For context, I recently learned about how $\exp(D)$ is the shift operator. Upon learning this, I started messing around with other functions of the derivative. Specifically, I started experimenting with "differential" equations (not sure if differential is the right word here) of the form $$f(x)=g(D)f(x)$$ Where $g$ is an analytic function (at 0) and $f$ is a smooth function. We find that for $g(x)=x$, $f(x) = e^x$; for $g(x)=e^x$ we find $f$ is a function with a period of one.

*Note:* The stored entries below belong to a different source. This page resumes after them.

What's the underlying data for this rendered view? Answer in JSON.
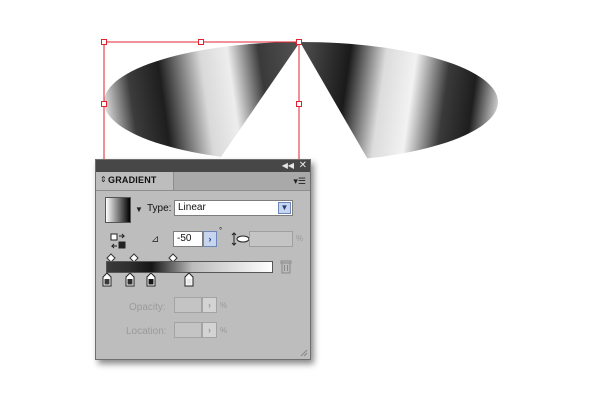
{
  "colors": {
    "selection": "#e0212f",
    "panel_bg": "#bdbdbd",
    "titlebar": "#474747",
    "accent_button": "#c7d6ee"
  },
  "panel": {
    "title": "GRADIENT",
    "collapse_icon": "double-arrow-collapse-icon",
    "close_icon": "close-icon",
    "menu_icon": "panel-menu-icon",
    "type_label": "Type:",
    "type_value": "Linear",
    "angle_value": "-50",
    "degree_symbol": "°",
    "aspect_unit": "%",
    "opacity_label": "Opacity:",
    "opacity_unit": "%",
    "location_label": "Location:",
    "location_unit": "%"
  },
  "gradient": {
    "stops": [
      {
        "position_pct": 0,
        "color": "#3a3a3a"
      },
      {
        "position_pct": 14,
        "color": "#2e2e2e"
      },
      {
        "position_pct": 27,
        "color": "#151515"
      },
      {
        "position_pct": 52,
        "color": "#bdbdbd"
      }
    ],
    "midpoints_pct": [
      7,
      20,
      42
    ]
  }
}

Then, I next asked the question "Is it possible for $g = f$?" Since $g$ is analytic, it follows that $f$ must be as well then. Thus Maclaurin expansions finds that $$\sum_{n=0}^\infty \frac{f^{(n)}(0)}{n!}x^n= \sum_{i=0}^\infty \frac{f^{(i)}(0)f^{(i)}(x)}{i!}$$
If we expand and apply linear independence, we can derive that $$f^{(n)}(0) = \sum_{i=0}^\infty \frac{f^{(i)}(0)f^{(n+i)}(0)}{i!}$$
Of course, most of this is unnecessary, we can simplify this to a question about sequences. Let $a_n = f^{(n)}(0)$. Then we have that sequence recursively defined as $$a_n = \sum_{i=0}^\infty \frac{a_ia_{n+i}}{i!}$$ This is the part that I'm struggling with. I don't know how I would go about finding such a sequence. Quite obviously $a_n = \delta_{n,0}$ works, but is overall a quite boring solution. I want to know whether there exist other sequences satisfying this recursive definition, and how do we find them?